Tensing não se mostra satisfeito. Dubose lhe pergunta se já pode ir, e o agente responde lhe pedindo que retire o cinto de segurança, enquanto coloca sua mão na maçaneta da porta. Em seguida, Dubose tenta evitar que o policial abra a porta enquanto ao mesmo tempo liga o motor do carro. Então, enquanto o carro avança bem lentamente, o agente tenta agarrar um braço do motorista, saca sua pistola e lhe dispara um tiro na cabeça.

Ao contrário de outros vídeos que revelaram abusos de policiais contra negros, o de Cincinnati foi gravado pela câmera do agente em seu uniforme

Como ocorreu no último ano em outras mortes pela polícia de afro-americanos desarmados, o caso de Cincinnati dificilmente teria sido esclarecido sem um vídeo. E, sem dúvida, não teria adquirido tanto interesse midiático, político e social. Mas o vídeo da morte de Dubose contém uma diferença em relação aos de Baltimore, North Charleston e Staten Island: não é um transeunte que grava usando um telefone celular, mas o próprio agente com a câmera que leva incorporada ao seu uniforme.

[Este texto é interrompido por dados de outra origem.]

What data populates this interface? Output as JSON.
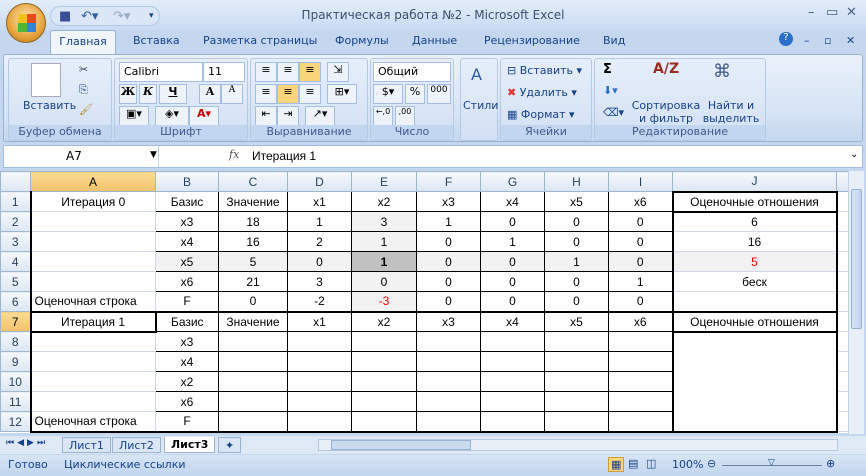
{
  "window": {
    "title": "Практическая работа №2 - Microsoft Excel"
  },
  "tabs": [
    "Главная",
    "Вставка",
    "Разметка страницы",
    "Формулы",
    "Данные",
    "Рецензирование",
    "Вид"
  ],
  "ribbon": {
    "clipboard": {
      "paste": "Вставить",
      "label": "Буфер обмена"
    },
    "font": {
      "name": "Calibri",
      "size": "11",
      "bold": "Ж",
      "italic": "К",
      "underline": "Ч",
      "grow": "A",
      "shrink": "A",
      "label": "Шрифт"
    },
    "alignment": {
      "label": "Выравнивание"
    },
    "number": {
      "format": "Общий",
      "percent": "%",
      "thousands": "000",
      "label": "Число"
    },
    "styles": {
      "label": "Стили"
    },
    "cells": {
      "insert": "Вставить",
      "delete": "Удалить",
      "format": "Формат",
      "label": "Ячейки"
    },
    "editing": {
      "sum": "Σ",
      "sort": "Сортировка и фильтр",
      "find": "Найти и выделить",
      "label": "Редактирование"
    }
  },
  "formula_bar": {
    "name_box": "A7",
    "fx": "fx",
    "value": "Итерация 1"
  },
  "columns": [
    "A",
    "B",
    "C",
    "D",
    "E",
    "F",
    "G",
    "H",
    "I",
    "J"
  ],
  "selected_cell": "A7",
  "rows": [
    [
      "Итерация 0",
      "Базис",
      "Значение",
      "x1",
      "x2",
      "x3",
      "x4",
      "x5",
      "x6",
      "Оценочные отношения"
    ],
    [
      "",
      "x3",
      "18",
      "1",
      "3",
      "1",
      "0",
      "0",
      "0",
      "6"
    ],
    [
      "",
      "x4",
      "16",
      "2",
      "1",
      "0",
      "1",
      "0",
      "0",
      "16"
    ],
    [
      "",
      "x5",
      "5",
      "0",
      "1",
      "0",
      "0",
      "1",
      "0",
      "5"
    ],
    [
      "",
      "x6",
      "21",
      "3",
      "0",
      "0",
      "0",
      "0",
      "1",
      "беск"
    ],
    [
      "Оценочная строка",
      "F",
      "0",
      "-2",
      "-3",
      "0",
      "0",
      "0",
      "0",
      ""
    ],
    [
      "Итерация 1",
      "Базис",
      "Значение",
      "x1",
      "x2",
      "x3",
      "x4",
      "x5",
      "x6",
      "Оценочные отношения"
    ],
    [
      "",
      "x3",
      "",
      "",
      "",
      "",
      "",
      "",
      "",
      ""
    ],
    [
      "",
      "x4",
      "",
      "",
      "",
      "",
      "",
      "",
      "",
      ""
    ],
    [
      "",
      "x2",
      "",
      "",
      "",
      "",
      "",
      "",
      "",
      ""
    ],
    [
      "",
      "x6",
      "",
      "",
      "",
      "",
      "",
      "",
      "",
      ""
    ],
    [
      "Оценочная строка",
      "F",
      "",
      "",
      "",
      "",
      "",
      "",
      "",
      ""
    ]
  ],
  "colors": {
    "pivot_column": "#f2f2f2",
    "pivot_cell": "#c0c0c0",
    "highlight_text": "#ff0000"
  },
  "sheets": [
    "Лист1",
    "Лист2",
    "Лист3"
  ],
  "active_sheet": "Лист3",
  "status": {
    "ready": "Готово",
    "circular": "Циклические ссылки",
    "zoom": "100%"
  }
}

Essa singularidade traça um fio condutor com o caso de Ferguson em agosto, que propiciou o debate sobre o tratamento da polícia à comunidade afro-americana e a necessidade de que os agentes levem câmeras em seus uniformes. Uma gravação teria resolvido a incógnita do motivo de o policial branco Darren Wilson ter matado com seis tiros o jovem negro Michael Brown em uma rua residencial em pleno dia nesse subúrbio de St. Louis.

Ferguson forçou mais corporações policiais a decidirem colocar câmeras em seus agentes. A família de Brown desencadeou uma campanha para fomentar o uso de câmeras e a Casa Branca, um programa de ajuda para sua aquisição. Os defensores dessas câmeras argumentam que servem de prova ante possíveis irregularidades policiais e que podem ter um efeito dissuasório, pois, ao saber que está sendo gravado, teoricamente um policial evita abusos. Em Cincinnati, tudo indica que ocorreu o primeiro, mas não o segundo.

As mortes de negros desarmados desataram protestos no último ano. Em Cincinnati, cerca de 300 pessoas se manifestaram na noite de quarta-feira. O caso não é de todo insólito. A morte em 2001 de um afro-americano em mãos da polícia desencadeou vários dias de violentos protestos nessa cidade.